Dammit, what's "OED"?!?As someone recently pointed out to me, language evolves. We may have been taught to write (or spell) one way, but social insistence and acceptance of other alternatives are now becoming mainstream - and thus find their way into the OED.
It's times like those that make me feel like a dinosaur.
As someone recently pointed out to me, language evolves. We may have been taught to write (or spell) one way, but social insistence and acceptance of other alternatives are now becoming mainstream - and thus find their way into the OED.
I've always had a problem with the difference between persuade and convince. You may persuade someone, who is then convinced.
I think he may have. But not for awhile.
here
As has been said, language does evolve, and it must do whether we like it or not. If it didn't we would still be talking in thou's and doth's and ye olde's. If a saxon were to here us speaking today's English - British or American, he would be aghast at what we've done to his language, but it's absolutely necessary.

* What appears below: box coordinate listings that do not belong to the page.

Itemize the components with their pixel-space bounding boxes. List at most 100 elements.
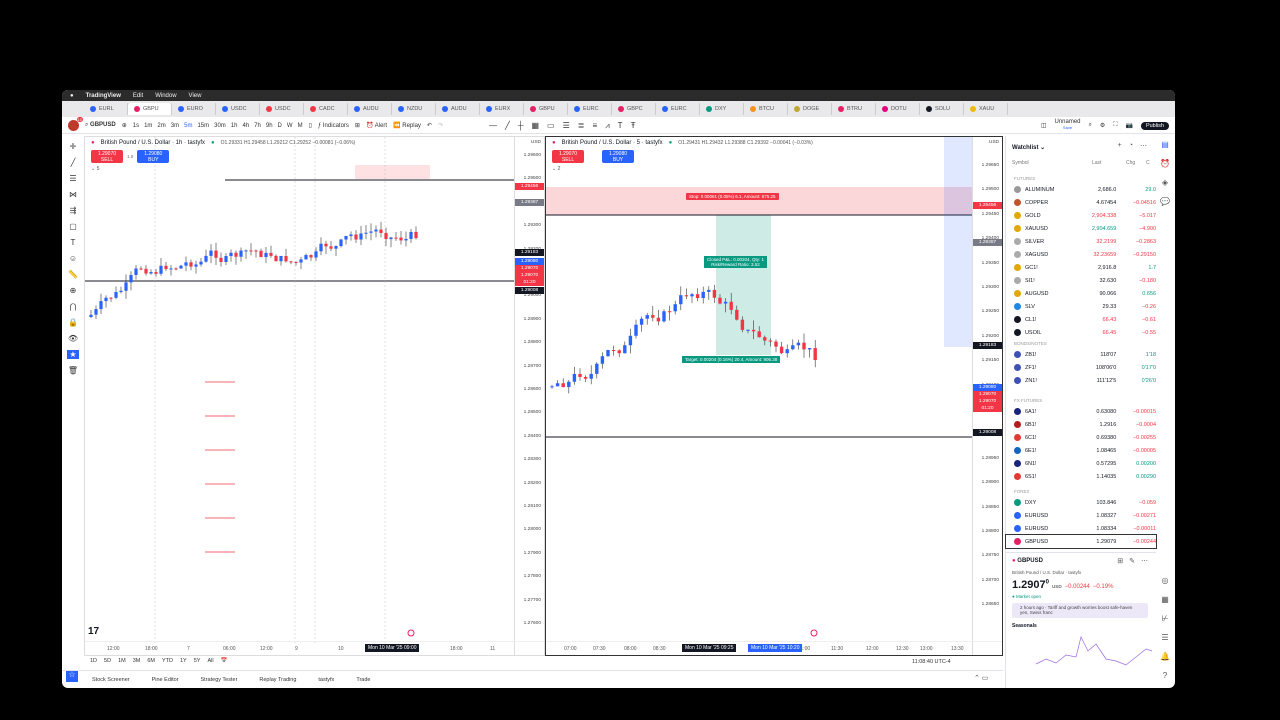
tradingview-logo[interactable]: 17 [88, 626, 99, 637]
lots-selector[interactable]: ⌄ 2 [552, 166, 560, 172]
col-last[interactable]: Last [1092, 160, 1101, 166]
watchlist-row[interactable]: ALUMINUM 2,686.0 29.0 [1006, 183, 1156, 196]
more-icon[interactable]: ⋯ [1140, 142, 1147, 150]
publish-button[interactable]: Publish [1140, 121, 1169, 130]
buy-button[interactable]: 1.29080 BUY [602, 150, 634, 163]
pine-icon[interactable]: ⊬ [1162, 614, 1169, 623]
interval-5m[interactable]: 5m [184, 123, 192, 129]
watchlist-row[interactable]: GBPUSD 1.29079 −0.00244 [1005, 534, 1157, 549]
fib-icon[interactable]: ☰ [69, 174, 76, 183]
text-icon[interactable]: T [618, 121, 623, 131]
interval-1m[interactable]: 1m [144, 123, 152, 129]
currency-label[interactable]: USD [989, 140, 999, 145]
watchlist-row[interactable]: AUGUSD 90.066 0.656 [1006, 287, 1156, 300]
lock-icon[interactable]: 🔒 [68, 318, 78, 327]
range-All[interactable]: All [207, 658, 213, 664]
rectangle-icon[interactable]: ▭ [547, 121, 555, 131]
range-YTD[interactable]: YTD [162, 658, 173, 664]
lines-icon[interactable]: ≡ [592, 121, 597, 131]
range-1M[interactable]: 1M [118, 658, 126, 664]
menu-window[interactable]: Window [155, 93, 176, 99]
time-axis[interactable]: 07:00 07:30 08:00 08:30 11:00 11:30 12:00 12:30… [546, 641, 1002, 655]
interval-1s[interactable]: 1s [133, 123, 139, 129]
templates-icon[interactable]: ⊞ [355, 122, 360, 129]
watchlist-section[interactable]: FOREX [1014, 489, 1030, 494]
browser-tab[interactable]: SOLU [920, 103, 964, 115]
watchlist-row[interactable]: CL1! 66.43 −0.61 [1006, 313, 1156, 326]
browser-tab[interactable]: XAUU [964, 103, 1008, 115]
browser-tab[interactable]: GBPU [128, 103, 172, 115]
watchlist-row[interactable]: SILVER 32.2199 −0.2863 [1006, 235, 1156, 248]
bottom-tab[interactable]: Strategy Tester [201, 677, 238, 683]
lots-selector[interactable]: ⌄ 5 [91, 166, 99, 172]
watchlist-row[interactable]: 6B1! 1.2916 −0.0004 [1006, 418, 1156, 431]
news-item[interactable]: 2 hours ago · Tariff and growth worries … [1012, 603, 1148, 618]
chat-icon[interactable]: 💬 [1160, 197, 1170, 206]
layers-icon[interactable]: ◈ [1162, 178, 1168, 187]
chart-type-icon[interactable]: ▯ [309, 122, 312, 129]
browser-tab[interactable]: EURO [172, 103, 216, 115]
browser-tab[interactable]: EURC [656, 103, 700, 115]
emoji-icon[interactable]: ☺ [69, 254, 77, 263]
target-icon[interactable]: ◎ [1162, 576, 1169, 585]
range-3M[interactable]: 3M [133, 658, 141, 664]
redo-icon[interactable]: ↷ [438, 122, 443, 129]
eye-icon[interactable]: 👁 [68, 334, 78, 343]
more-icon[interactable]: ⋯ [1141, 557, 1148, 565]
range-6M[interactable]: 6M [147, 658, 155, 664]
watchlist-row[interactable]: 6E1! 1.08465 −0.00005 [1006, 444, 1156, 457]
col-symbol[interactable]: Symbol [1012, 160, 1029, 166]
advanced-view-icon[interactable]: ◔ [1129, 142, 1133, 150]
interval-30m[interactable]: 30m [214, 123, 226, 129]
browser-tab[interactable]: USDC [260, 103, 304, 115]
watchlist-title[interactable]: Watchlist ⌄ [1012, 144, 1045, 151]
watchlist-row[interactable]: ZB1! 118'07 1'18 [1006, 348, 1156, 361]
ideas-icon[interactable]: ☰ [1161, 633, 1168, 642]
chart-5m[interactable]: ● British Pound / U.S. Dollar · 5 · tasty… [545, 136, 1003, 656]
avatar[interactable]: 10 [68, 117, 83, 131]
watchlist-row[interactable]: DXY 103.846 −0.059 [1006, 496, 1156, 509]
price-axis[interactable]: USD1.296501.295001.294501.294001.293501.… [972, 137, 1002, 655]
interval-1h[interactable]: 1h [231, 123, 238, 129]
settings-icon[interactable]: ⚙ [1100, 122, 1105, 129]
chart-5m-canvas[interactable] [546, 137, 974, 643]
add-symbol-icon[interactable]: + [1118, 142, 1122, 150]
chart-1h-canvas[interactable] [85, 137, 516, 643]
text-icon[interactable]: T [71, 238, 76, 247]
interval-7h[interactable]: 7h [254, 123, 261, 129]
favorite-drawing-icon[interactable]: ★ [67, 350, 79, 359]
interval-15m[interactable]: 15m [197, 123, 209, 129]
browser-tab[interactable]: GBPU [524, 103, 568, 115]
interval-4h[interactable]: 4h [242, 123, 249, 129]
menu-view[interactable]: View [189, 93, 202, 99]
details-symbol[interactable]: ● GBPUSD [1012, 558, 1043, 564]
shapes-icon[interactable]: ▢ [69, 222, 77, 231]
buy-button[interactable]: 1.29080 BUY [137, 150, 170, 163]
vertical-line-icon[interactable]: ┼ [518, 121, 524, 131]
col-chg-pct[interactable]: C [1146, 160, 1150, 166]
chart-1h[interactable]: ● British Pound / U.S. Dollar · 1h · tast… [84, 136, 545, 656]
watchlist-row[interactable]: XAGUSD 32.23659 −0.29150 [1006, 248, 1156, 261]
fullscreen-icon[interactable]: ⛶ [1113, 122, 1117, 129]
interval-2m[interactable]: 2m [157, 123, 165, 129]
watchlist-section[interactable]: FX FUTURES [1014, 398, 1042, 403]
ruler-icon[interactable]: 📏 [68, 270, 78, 279]
watchlist-row[interactable]: EURUSD 1.08334 −0.00011 [1006, 522, 1156, 535]
clock[interactable]: 11:08:40 UTC-4 [912, 659, 951, 665]
watchlist-row[interactable]: 6A1! 0.63080 −0.00015 [1006, 405, 1156, 418]
browser-tab[interactable]: DOTU [876, 103, 920, 115]
indicators-button[interactable]: ƒ Indicators [318, 123, 349, 129]
watchlist-row[interactable]: SI1! 32.630 −0.180 [1006, 274, 1156, 287]
browser-tab[interactable]: BTCU [744, 103, 788, 115]
browser-tab[interactable]: GBPC [612, 103, 656, 115]
watchlist-row[interactable]: XAUUSD 2,904.659 −4.900 [1006, 222, 1156, 235]
bottom-tab[interactable]: Pine Editor [152, 677, 179, 683]
browser-tab[interactable]: BTRU [832, 103, 876, 115]
layout-name[interactable]: Unnamed Save [1054, 119, 1080, 131]
menu-app[interactable]: TradingView [86, 93, 121, 99]
grid-icon[interactable]: ⊞ [1117, 557, 1123, 565]
watchlist-row[interactable]: ZN1! 111'12'5 0'26'0 [1006, 374, 1156, 387]
replay-button[interactable]: ⏪ Replay [393, 122, 421, 129]
snapshot-icon[interactable]: 📷 [1125, 122, 1132, 129]
time-axis[interactable]: 12:00 18:00 7 06:00 12:00 9 10 18:00 11 Mon 10 Ma… [85, 641, 544, 655]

That's not evolution, that's just radically changing the spelling
Well, that's the thing. Language exists so we can communicate ideas and exchange information. To that end it has to be mutually intelligible based on what we learn through use (the way we learn our mother tongue(s)) and informal teaching, as well as what we are taught in formal lessons (usually, but not always, as kids in school).

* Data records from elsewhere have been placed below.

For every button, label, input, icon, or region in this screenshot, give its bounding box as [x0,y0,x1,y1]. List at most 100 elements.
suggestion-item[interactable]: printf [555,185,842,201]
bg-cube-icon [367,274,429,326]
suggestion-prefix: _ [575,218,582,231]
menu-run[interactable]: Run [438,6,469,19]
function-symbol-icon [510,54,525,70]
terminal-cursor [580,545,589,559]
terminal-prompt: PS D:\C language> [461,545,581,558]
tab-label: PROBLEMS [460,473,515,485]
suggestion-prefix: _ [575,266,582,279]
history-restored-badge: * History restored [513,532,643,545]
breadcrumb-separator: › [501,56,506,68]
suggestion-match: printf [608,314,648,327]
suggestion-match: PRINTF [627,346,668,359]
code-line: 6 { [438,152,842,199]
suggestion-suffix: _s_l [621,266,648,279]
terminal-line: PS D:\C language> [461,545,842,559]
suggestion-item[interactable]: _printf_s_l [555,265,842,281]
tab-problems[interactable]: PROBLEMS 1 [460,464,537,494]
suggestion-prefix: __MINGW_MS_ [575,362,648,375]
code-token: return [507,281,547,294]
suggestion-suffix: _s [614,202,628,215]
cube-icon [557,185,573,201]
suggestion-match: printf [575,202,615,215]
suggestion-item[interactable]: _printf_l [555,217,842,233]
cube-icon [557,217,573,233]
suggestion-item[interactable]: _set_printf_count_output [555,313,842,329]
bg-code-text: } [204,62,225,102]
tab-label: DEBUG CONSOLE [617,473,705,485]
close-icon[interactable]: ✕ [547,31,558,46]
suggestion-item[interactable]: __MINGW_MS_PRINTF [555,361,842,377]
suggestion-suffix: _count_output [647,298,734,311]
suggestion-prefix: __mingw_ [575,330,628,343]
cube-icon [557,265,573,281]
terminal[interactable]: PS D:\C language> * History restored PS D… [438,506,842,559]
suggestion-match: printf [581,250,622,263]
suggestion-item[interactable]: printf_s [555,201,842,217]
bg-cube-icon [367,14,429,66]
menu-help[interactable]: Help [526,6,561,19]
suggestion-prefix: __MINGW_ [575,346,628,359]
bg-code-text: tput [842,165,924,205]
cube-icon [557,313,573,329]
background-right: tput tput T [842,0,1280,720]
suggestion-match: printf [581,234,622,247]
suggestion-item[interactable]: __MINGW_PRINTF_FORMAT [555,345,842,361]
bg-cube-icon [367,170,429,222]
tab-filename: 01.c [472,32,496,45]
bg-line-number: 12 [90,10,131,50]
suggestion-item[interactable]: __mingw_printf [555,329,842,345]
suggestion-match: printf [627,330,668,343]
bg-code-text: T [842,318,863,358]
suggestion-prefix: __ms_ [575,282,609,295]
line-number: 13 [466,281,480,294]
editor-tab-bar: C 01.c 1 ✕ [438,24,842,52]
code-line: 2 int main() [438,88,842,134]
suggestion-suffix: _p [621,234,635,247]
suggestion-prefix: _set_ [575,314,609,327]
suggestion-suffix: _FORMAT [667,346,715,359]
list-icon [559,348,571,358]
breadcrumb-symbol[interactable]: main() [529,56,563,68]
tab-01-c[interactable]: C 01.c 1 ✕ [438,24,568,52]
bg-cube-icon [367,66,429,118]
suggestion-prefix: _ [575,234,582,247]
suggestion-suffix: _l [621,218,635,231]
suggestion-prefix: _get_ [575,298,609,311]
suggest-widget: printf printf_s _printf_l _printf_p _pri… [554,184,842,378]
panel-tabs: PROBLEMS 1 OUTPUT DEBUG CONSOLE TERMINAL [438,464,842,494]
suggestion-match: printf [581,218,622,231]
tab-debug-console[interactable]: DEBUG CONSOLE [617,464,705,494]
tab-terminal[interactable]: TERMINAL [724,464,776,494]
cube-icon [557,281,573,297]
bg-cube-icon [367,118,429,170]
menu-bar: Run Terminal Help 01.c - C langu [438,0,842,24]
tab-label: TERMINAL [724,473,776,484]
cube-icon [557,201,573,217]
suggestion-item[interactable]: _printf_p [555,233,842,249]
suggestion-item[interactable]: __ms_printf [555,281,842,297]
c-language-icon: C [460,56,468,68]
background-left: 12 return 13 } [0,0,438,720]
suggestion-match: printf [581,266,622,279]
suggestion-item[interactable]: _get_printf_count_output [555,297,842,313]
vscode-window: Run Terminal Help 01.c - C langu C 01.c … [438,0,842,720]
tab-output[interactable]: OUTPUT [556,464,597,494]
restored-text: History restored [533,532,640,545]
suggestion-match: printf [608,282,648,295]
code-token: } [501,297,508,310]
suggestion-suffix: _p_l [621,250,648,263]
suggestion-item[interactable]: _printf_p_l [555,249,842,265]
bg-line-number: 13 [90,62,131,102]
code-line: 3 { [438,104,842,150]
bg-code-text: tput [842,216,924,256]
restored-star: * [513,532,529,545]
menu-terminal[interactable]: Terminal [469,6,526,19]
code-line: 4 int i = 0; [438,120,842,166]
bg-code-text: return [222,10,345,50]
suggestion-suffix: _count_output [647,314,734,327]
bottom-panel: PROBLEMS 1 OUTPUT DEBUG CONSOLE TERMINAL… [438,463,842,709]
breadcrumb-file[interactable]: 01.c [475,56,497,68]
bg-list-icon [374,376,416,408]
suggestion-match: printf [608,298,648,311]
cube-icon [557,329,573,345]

Using 'here' instead of 'hear' changes the context. As a fellow native speaker, the 'glitch' in understanding is temporary - I recognize it as a typo within a second or two of reading it. Someone with English as a second or foreign language would probably experience a longer delay in understanding, or may find understanding eludes them completely depending upon their proficiency.
All 'living' languages do and will change. Meanings of words will also shift, depending upon sociocultural changes of use which then go on to affect our cognitive understanding of meaning and then give the word a new, or radically different, inherent meaning (which then also feeds back along and into the cognitive and sociocultural meanings and contexts). These changes are further affected by centrifugal and centripetal forces - some usages are drawn closer to the main body (in this case, the language's Standard form, be it Standard British English, Standard American English, whatever) while others have a spell in the sun and are cast aside (for example, when I was 16 or so, 'dweeb' for 'idiot, sap, thicko' was a common insult; it wasn't new then, though we thought it was, and it's not heard now - see also 'sap', which has at least two more 'truer'/non-slang meanings . You can also look up the etymology of 'dude', which, like 'cool' goes in and out of common use...and has done for a long time).

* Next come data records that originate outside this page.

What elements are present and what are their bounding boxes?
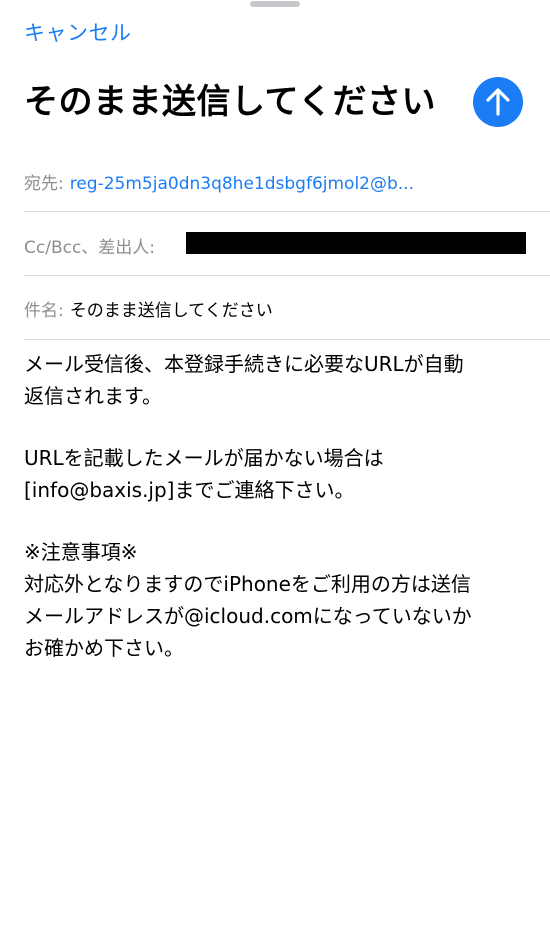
send-button[interactable] [473, 77, 523, 127]
divider [24, 339, 550, 340]
divider [24, 275, 550, 276]
body-line: お確かめ下さい。 [24, 636, 184, 660]
body-line: メール受信後、本登録手続きに必要なURLが自動 [24, 352, 464, 376]
to-field[interactable]: 宛先: reg-25m5ja0dn3q8he1dsbgf6jmol2@b... [24, 169, 550, 194]
arrow-up-icon [486, 88, 510, 116]
subject-label: 件名: [24, 301, 64, 321]
to-recipient[interactable]: reg-25m5ja0dn3q8he1dsbgf6jmol2@b... [70, 174, 414, 194]
cc-bcc-from-label: Cc/Bcc、差出人: [24, 238, 156, 258]
body-line: メールアドレスが@icloud.comになっていないか [24, 604, 472, 628]
redacted-sender [186, 232, 526, 254]
subject-field[interactable]: 件名: そのまま送信してください [24, 296, 550, 321]
divider [24, 211, 550, 212]
cancel-button[interactable]: キャンセル [24, 17, 132, 47]
body-line: URLを記載したメールが届かない場合は [24, 446, 384, 470]
body-line: 返信されます。 [24, 384, 162, 408]
body-line: [info@baxis.jp]までご連絡下さい。 [24, 478, 355, 502]
message-body[interactable]: メール受信後、本登録手続きに必要なURLが自動 返信されます。 URLを記載した… [24, 348, 529, 664]
body-line: ※注意事項※ [24, 540, 138, 564]
to-label: 宛先: [24, 174, 64, 194]
compose-title: そのまま送信してください [24, 82, 436, 122]
subject-value[interactable]: そのまま送信してください [70, 301, 273, 321]
compose-sheet: キャンセル そのまま送信してください 宛先: reg-25m5ja0dn3q8he… [0, 0, 550, 950]
body-line: 対応外となりますのでiPhoneをご利用の方は送信 [24, 572, 471, 596]
sheet-grabber[interactable] [250, 1, 300, 7]
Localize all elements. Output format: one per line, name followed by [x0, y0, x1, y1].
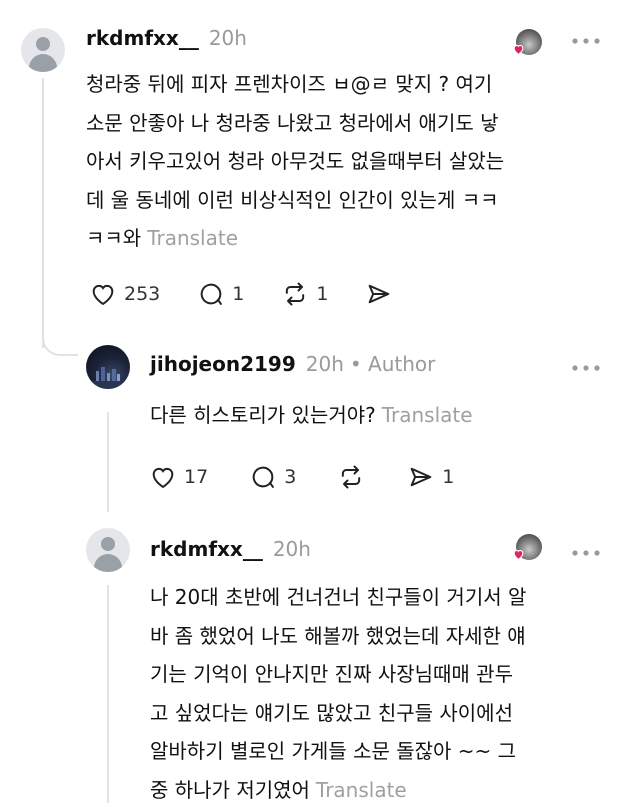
comment-body: 다른 히스토리가 있는거야?Translate: [150, 396, 610, 435]
like-count: 17: [184, 466, 208, 488]
thread-line: [107, 412, 109, 512]
thread-line: [42, 78, 44, 348]
reply-button[interactable]: 1: [196, 280, 244, 308]
comment-header: rkdmfxx__ 20h: [86, 26, 247, 50]
liked-by-author-badge: [516, 29, 546, 59]
timestamp: 20h: [273, 537, 311, 561]
username[interactable]: rkdmfxx__: [150, 537, 263, 561]
reply-count: 1: [232, 283, 244, 305]
username[interactable]: jihojeon2199: [150, 352, 296, 376]
text-line: 기는 기억이 안나지만 진짜 사장님때매 관두: [150, 655, 610, 694]
repost-icon: [336, 463, 366, 491]
text-line: 다른 히스토리가 있는거야?Translate: [150, 396, 610, 435]
more-options-button[interactable]: [570, 28, 602, 53]
heart-badge-icon: [512, 43, 525, 56]
like-count: 253: [124, 283, 160, 305]
comment-header: jihojeon2199 20h • Author: [150, 352, 435, 376]
thread-curve: [42, 330, 78, 356]
text-line: 중 하나가 저기였어Translate: [150, 771, 610, 809]
more-options-button[interactable]: [570, 355, 602, 380]
timestamp: 20h: [209, 26, 247, 50]
share-count: 1: [442, 466, 454, 488]
text-line: 나 20대 초반에 건너건너 친구들이 거기서 알: [150, 578, 610, 617]
reply-button[interactable]: 3: [248, 463, 296, 491]
avatar[interactable]: [86, 345, 130, 389]
more-horizontal-icon: [570, 547, 602, 559]
heart-icon: [88, 280, 118, 308]
heart-badge-icon: [512, 548, 525, 561]
avatar[interactable]: [86, 528, 130, 572]
action-bar: 253 1 1: [88, 280, 394, 308]
username[interactable]: rkdmfxx__: [86, 26, 199, 50]
comment-icon: [248, 463, 278, 491]
action-bar: 17 3 1: [148, 463, 454, 491]
repost-button[interactable]: [336, 463, 366, 491]
share-button[interactable]: [364, 280, 394, 308]
more-horizontal-icon: [570, 362, 602, 374]
text-line: 청라중 뒤에 피자 프렌차이즈 ㅂ@ㄹ 맞지 ? 여기: [86, 65, 606, 104]
send-icon: [364, 280, 394, 308]
share-button[interactable]: 1: [406, 463, 454, 491]
repost-icon: [280, 280, 310, 308]
like-button[interactable]: 17: [148, 463, 208, 491]
text-line: ㅋㅋ와Translate: [86, 219, 606, 258]
repost-count: 1: [316, 283, 328, 305]
timestamp: 20h: [306, 352, 344, 376]
text-line: 데 울 동네에 이런 비상식적인 인간이 있는게 ㅋㅋ: [86, 181, 606, 220]
text-line: 알바하기 별로인 가게들 소문 돌잖아 ~~ 그: [150, 732, 610, 771]
comment-body: 나 20대 초반에 건너건너 친구들이 거기서 알 바 좀 했었어 나도 해볼까…: [150, 578, 610, 809]
more-horizontal-icon: [570, 35, 602, 47]
comment-icon: [196, 280, 226, 308]
like-button[interactable]: 253: [88, 280, 160, 308]
more-options-button[interactable]: [570, 540, 602, 565]
translate-link[interactable]: Translate: [316, 778, 407, 802]
author-badge: • Author: [350, 352, 436, 376]
heart-icon: [148, 463, 178, 491]
liked-by-author-badge: [516, 534, 546, 564]
comment-body: 청라중 뒤에 피자 프렌차이즈 ㅂ@ㄹ 맞지 ? 여기 소문 안좋아 나 청라중…: [86, 65, 606, 258]
repost-button[interactable]: 1: [280, 280, 328, 308]
translate-link[interactable]: Translate: [147, 226, 238, 250]
text-line: 소문 안좋아 나 청라중 나왔고 청라에서 애기도 낳: [86, 104, 606, 143]
text-line: 아서 키우고있어 청라 아무것도 없을때부터 살았는: [86, 142, 606, 181]
text-line: 고 싶었다는 얘기도 많았고 친구들 사이에선: [150, 694, 610, 733]
translate-link[interactable]: Translate: [382, 403, 473, 427]
send-icon: [406, 463, 436, 491]
comment-header: rkdmfxx__ 20h: [150, 537, 311, 561]
avatar[interactable]: [21, 28, 65, 72]
text-line: 바 좀 했었어 나도 해볼까 했었는데 자세한 얘: [150, 617, 610, 656]
avatar-photo-image: [86, 345, 130, 389]
thread-line: [107, 585, 109, 803]
reply-count: 3: [284, 466, 296, 488]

All in all, while evolution does occur and is probably inevitable (whether or not all changes are desirable or really necessary), it's not a case of 'anything goes' in terms of spelling, grammar and contextual use for any language, and especially not English in today's world where it is the/an unofficial lingua franca (even if it is increasingly defaulting to the Standard American form rather than the Standard British one).